Thursday, March 10, 2011

A small milestone

When I quit work last June I signed up for an online class to learn how to teach English as a second language. I wanted to spend a month or so in Nicaragua in the winter, living in a small village, giving the people a hand with their English.

I procrastinated on the modules for the online class, and bemoaned that procrastination, until several of my blogging friends wondered whether teaching ESL was really something I wanted to do.

Today I finished the last online module. In the evaluation, the first question was, "What are your plans now that you've finished this ESL series?" My response was, "I learned during this class that I wouldn't be a good teacher, of ESL or anything else in a classroom, and I'd like to be an ESL tutor instead. Maybe."

That's a nice lesson to learn. One of my goals wasn't realistic, given my personal talents and limitations. So I can move on. But I did finish the course, and I'm proud of that.
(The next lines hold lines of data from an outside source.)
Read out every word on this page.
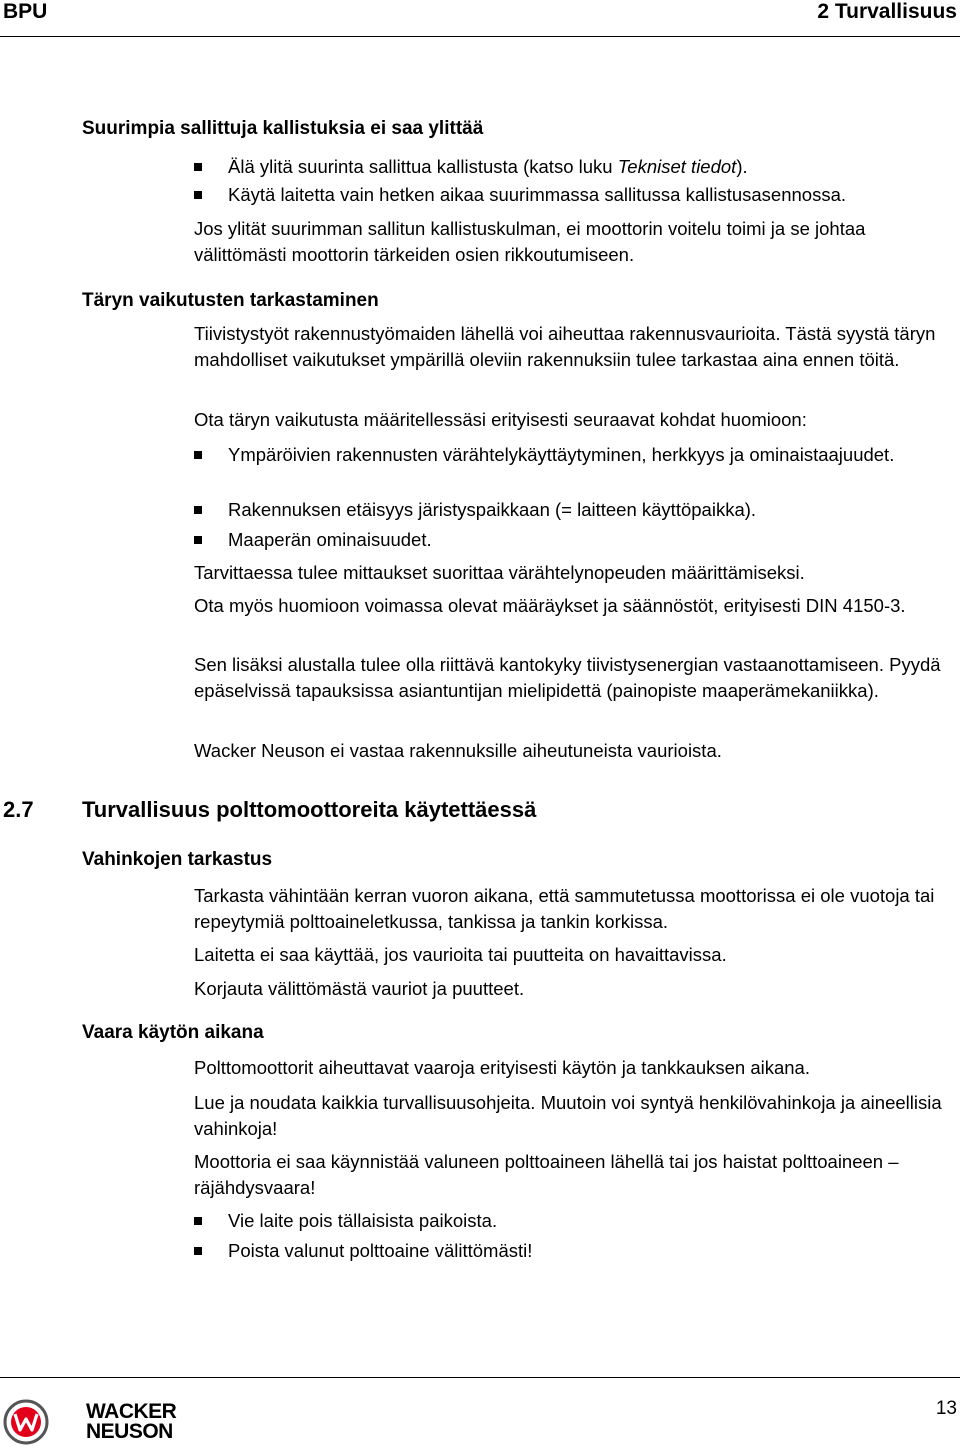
BPU	2 Turvallisuus
Suurimpia sallittuja kallistuksia ei saa ylittää
Älä ylitä suurinta sallittua kallistusta (katso luku Tekniset tiedot).
Käytä laitetta vain hetken aikaa suurimmassa sallitussa kallistusasennossa.
Jos ylität suurimman sallitun kallistuskulman, ei moottorin voitelu toimi ja se johtaa välittömästi moottorin tärkeiden osien rikkoutumiseen.
Täryn vaikutusten tarkastaminen
Tiivistystyöt rakennustyömaiden lähellä voi aiheuttaa rakennusvaurioita. Tästä syystä täryn mahdolliset vaikutukset ympärillä oleviin rakennuksiin tulee tarkastaa aina ennen töitä.
Ota täryn vaikutusta määritellessäsi erityisesti seuraavat kohdat huomioon:
Ympäröivien rakennusten värähtelykäyttäytyminen, herkkyys ja ominaistaajuudet.
Rakennuksen etäisyys järistyspaikkaan (= laitteen käyttöpaikka).
Maaperän ominaisuudet.
Tarvittaessa tulee mittaukset suorittaa värähtelynopeuden määrittämiseksi.
Ota myös huomioon voimassa olevat määräykset ja säännöstöt, erityisesti DIN 4150-3.
Sen lisäksi alustalla tulee olla riittävä kantokyky tiivistysenergian vastaanottamiseen. Pyydä epäselvissä tapauksissa asiantuntijan mielipidettä (painopiste maaperämekaniikka).
Wacker Neuson ei vastaa rakennuksille aiheutuneista vaurioista.
2.7 Turvallisuus polttomoottoreita käytettäessä
Vahinkojen tarkastus
Tarkasta vähintään kerran vuoron aikana, että sammutetussa moottorissa ei ole vuotoja tai repeytymiä polttoaineletkussa, tankissa ja tankin korkissa.
Laitetta ei saa käyttää, jos vaurioita tai puutteita on havaittavissa.
Korjauta välittömästä vauriot ja puutteet.
Vaara käytön aikana
Polttomoottorit aiheuttavat vaaroja erityisesti käytön ja tankkauksen aikana.
Lue ja noudata kaikkia turvallisuusohjeita. Muutoin voi syntyä henkilövahinkoja ja aineellisia vahinkoja!
Moottoria ei saa käynnistää valuneen polttoaineen lähellä tai jos haistat polttoaineen – räjähdysvaara!
Vie laite pois tällaisista paikoista.
Poista valunut polttoaine välittömästi!
WACKER
NEUSON
13
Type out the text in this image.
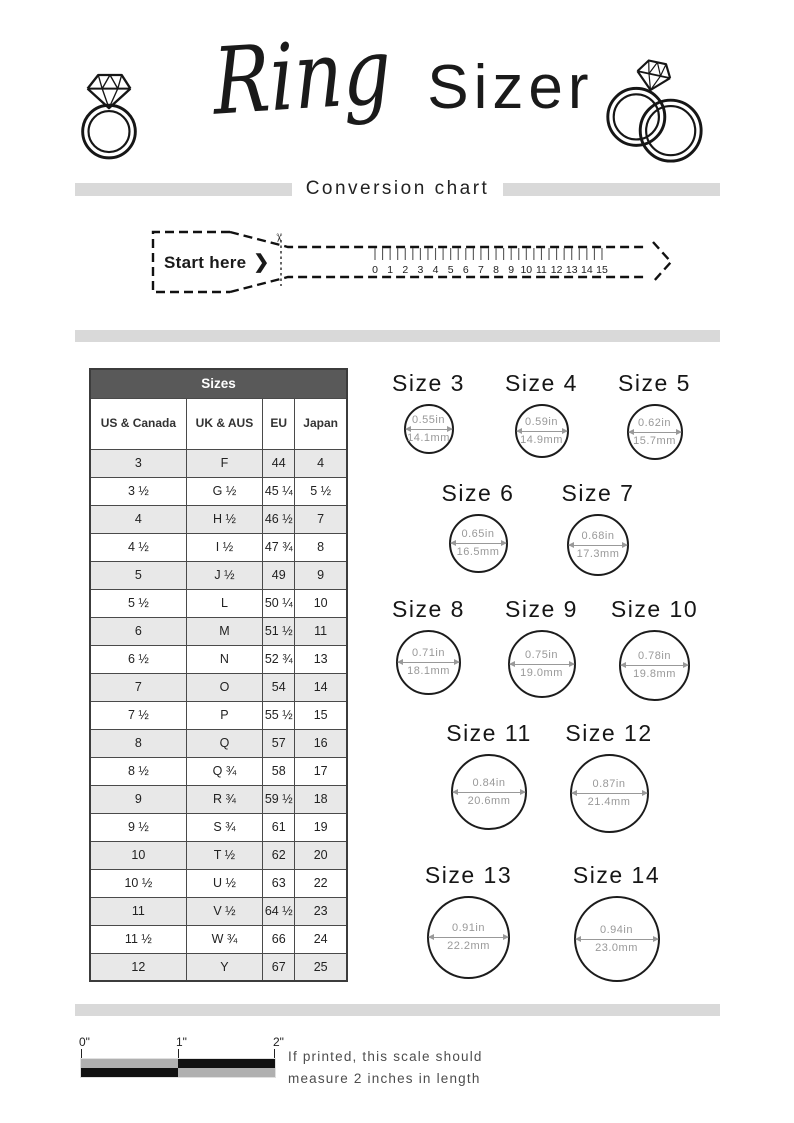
Ring Sizer
Conversion chart
0 1 2 3 4 5 6 7 8 9 10 11 12 13 14 15
Start here ❯
✂
Sizes			
US & Canada	UK & AUS	EU	Japan
3	F	44	4
3 ½	G ½	45 ¼	5 ½
4	H ½	46 ½	7
4 ½	I ½	47 ¾	8
5	J ½	49	9
5 ½	L	50 ¼	10
6	M	51 ½	11
6 ½	N	52 ¾	13
7	O	54	14
7 ½	P	55 ½	15
8	Q	57	16
8 ½	Q ¾	58	17
9	R ¾	59 ½	18
9 ½	S ¾	61	19
10	T ½	62	20
10 ½	U ½	63	22
11	V ½	64 ½	23
11 ½	W ¾	66	24
12	Y	67	25
Size 3
0.55in
14.1mm
Size 4
0.59in
14.9mm
Size 5
0.62in
15.7mm
Size 6
0.65in
16.5mm
Size 7
0.68in
17.3mm
Size 8
0.71in
18.1mm
Size 9
0.75in
19.0mm
Size 10
0.78in
19.8mm
Size 11
0.84in
20.6mm
Size 12
0.87in
21.4mm
Size 13
0.91in
22.2mm
Size 14
0.94in
23.0mm
0"	1"	2"
If printed, this scale should
measure 2 inches in length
Also this week, my business partner has presented me with a project that requires analysis of customer records. I'm sure I won't procrastinate. I love analysis. I was a systems analyst when I worked. We're meeting tomorrow to go over the records. In this endeavor, I'm using skills I already have and am applying them to a field completely different from the one I worked in. That's a good thing.

Also, I just installed Rosetta Stone's Latin American Spanish course on my computer. I doubt I'll be fluent when I finish it. However, I may be a bit more comfortable next January when we spend three weeks in Ecuador. Or maybe not. Maybe the dialects will be too different from the formal language that I won't be able to make myself understood or comprehend a word anyone else says. But it's worth the effort.

So I move on from one learning opportunity to two others - and am glad for all three of them.




14 comments:

turquoisemoon said...

Boy...I'm anxious to hear how you like the Rosetta Stone program. I've really wanted to try it, but, I'm also retired and on a limited budget. If you feel it's great, I'll go for it. Isn't it interesting how busy we retired people tend to get???

Linda said...

Congratulations! Good for you. You showed great wisdom in recognizing what was not a good match for you. You have the satisfaction that you completed the course, didn't quit, and now you can move on to find something that is a good match. People who are always learning are my favorite kind of people.

Lynilu said...

According to the tracker my own package with Rosetta Stone is in my mailbox! I can't wait to pick it up tomorrow! Too bad we don't live next door and could practice together! Good luck!

marciamayo said...

Learning what we're not good at is probably more important than what we are good at (at which we are good?)

Grandmother said...

To find what we don't want to be doing moves us closer to finding what we do want. You're taking the steps; good for you. I used Rosetta Stone to learn Italian and found it great although I have so much more to learn.

Teresa Evangeline said...

I've been hoping that if I read about your stick-to-it-iveness often enough it might rub off on me. Not yet. I'll keep trying, though. :)

Elizabeth McKenzie said...

Linda, What an inspiring story. It takes a lot to learn a foreign language. This just gave me an idea. I've always wanted to learn Spanish and I'm going to retire in a few months. I should learn the language in my spare time, though, I shouldn't have much of that given all the projects that need doing around her.

Thank you for buying my book, Bum's Rush. You went the extra mile and took the high road for a stranger when you bought my book instead of downloading it for free. I'm anxious to know what you think of it.

Olga said...

You are an inspiration with your accomplishments AND flexibility. Learning is of less value if a little self-knowledge does not come with it.

DJan said...

I'm impressed by your self-knowledge, and that you completed the course anyway. You are definitely one of those people who is inner directed, rather than allowing the external environment to push you in directions you don't really want to go. Aren't you heading out to build some houses soon?

Out on the prairie said...

I would look for a conversation class with adult ed. When you get into an area it is nice to be able to stammer the basics and soon build your fluency.We can all become teachers, it is the look that the children give you that brings this on. I taught in Czech for 2 weeks and don't have a clue about their language because we were going to use mine.

Sightings said...

Seems like a lot of people want to know abt. Rosetta Stone -- I'd be interested, too, in how it works for you. My daughter is trying to learn Spanish and is looking for an "easier way." Thx!

#1Nana said...

Good for you! I didn't remember that you wanted to go to Nicaragua. That's where the spouse and I served in Peace Corps and where I learned to speak Spanish. I haven't been back since we were evacuated during the revolution...over 30 years ago. I bet it is quite different now. I thought of you when I got my monthly coupons from Barnes and Nobel...they had a 30% discount on Rosetta Stone. I hope you got a good deal. It's an expensive program.

rosaria said...

Well, good for you! You have a new skill, and you never know how and when you might use it. Sometimes companies hire tutors for their people. Give yourself a chance to teach in a setting that you feel comfortable, and you might just find your niche.

rosaria said...

p.s. so happy for your visits and comments at my blog!